Magazines and newspapers of the 1920s show us how people at the time experienced these extraordinary changes. The tone swings between excitement and alarm, between advocacy for the new styles and anxious hand-wringing about what they might mean.
The women who wore these hairstyles often spoke of them in terms of freedom and joy. The sensation of feeling the breeze on a newly bare neck, of not having to spend time every morning styling long hair, of looking in the mirror and seeing someone modern and alive. Many women testified that cutting their hair short was their best decision ever.
Not everyone was enthusiastic. Conservative voices warned of the degradation of femininity and the loss of beauty. Some churches condemned the bob from the pulpit. Some newspapers ran letters from concerned readers describing the new styles as a sign of civilization in decline.

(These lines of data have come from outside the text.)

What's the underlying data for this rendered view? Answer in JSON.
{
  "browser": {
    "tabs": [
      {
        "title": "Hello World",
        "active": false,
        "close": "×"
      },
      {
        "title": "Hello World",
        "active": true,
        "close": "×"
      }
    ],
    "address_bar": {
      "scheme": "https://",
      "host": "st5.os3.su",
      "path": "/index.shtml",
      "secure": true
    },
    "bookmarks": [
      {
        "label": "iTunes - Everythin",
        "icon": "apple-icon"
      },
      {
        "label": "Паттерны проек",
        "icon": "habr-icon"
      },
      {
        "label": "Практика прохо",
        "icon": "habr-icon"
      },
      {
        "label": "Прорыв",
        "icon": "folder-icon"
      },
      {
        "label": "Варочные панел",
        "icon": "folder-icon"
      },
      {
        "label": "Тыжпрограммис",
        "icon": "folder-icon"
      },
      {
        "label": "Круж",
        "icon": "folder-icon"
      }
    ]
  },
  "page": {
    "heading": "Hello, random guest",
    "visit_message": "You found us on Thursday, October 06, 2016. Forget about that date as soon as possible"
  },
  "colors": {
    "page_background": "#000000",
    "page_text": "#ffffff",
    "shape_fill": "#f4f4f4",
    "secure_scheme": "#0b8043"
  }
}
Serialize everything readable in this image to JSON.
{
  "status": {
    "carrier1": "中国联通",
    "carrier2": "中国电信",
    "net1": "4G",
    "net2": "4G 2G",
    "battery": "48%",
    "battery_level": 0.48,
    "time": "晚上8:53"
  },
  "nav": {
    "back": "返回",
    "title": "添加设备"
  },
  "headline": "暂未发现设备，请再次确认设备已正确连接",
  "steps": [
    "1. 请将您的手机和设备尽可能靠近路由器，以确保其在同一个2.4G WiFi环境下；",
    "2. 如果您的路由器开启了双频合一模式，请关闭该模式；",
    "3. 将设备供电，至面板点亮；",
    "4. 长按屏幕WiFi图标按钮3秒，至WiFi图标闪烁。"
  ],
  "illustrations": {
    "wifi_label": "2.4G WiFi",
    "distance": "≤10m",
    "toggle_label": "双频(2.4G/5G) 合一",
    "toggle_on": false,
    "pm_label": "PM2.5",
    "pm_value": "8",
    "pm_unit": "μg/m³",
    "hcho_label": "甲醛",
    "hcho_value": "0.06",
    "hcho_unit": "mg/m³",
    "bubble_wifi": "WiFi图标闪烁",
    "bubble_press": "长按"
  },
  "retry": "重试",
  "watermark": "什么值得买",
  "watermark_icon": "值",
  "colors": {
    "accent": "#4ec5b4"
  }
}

From our vantage point today, the panic seems almost comical. What we see in the photographs of 1920s women is not the collapse of femininity, but something much more interesting: women discovering new ways to be beautiful, new ways to be themselves, and having a wonderful time doing it.
A Lasting Legacy

The 1920s ended, as all decades do, and the fashions shifted. The 1930s brought longer hair back into vogue, with soft waves and gentle curls replacing the geometric bobs. Many women who had cut their hair short began growing it out again.
But the 1920s had changed the world of women’s hair permanently. Several things that the decade established have never gone away. The idea that women can wear their hair short is something the 1920s normalized, even if it took decades more for the idea to be fully accepted.
Before the 1920s, women’s hairstyles had changed slowly and subtly, always within a fairly narrow range of what was considered acceptable. After the 1920s, the range of what was acceptable had expanded enormously, and it has never stopped expanding since.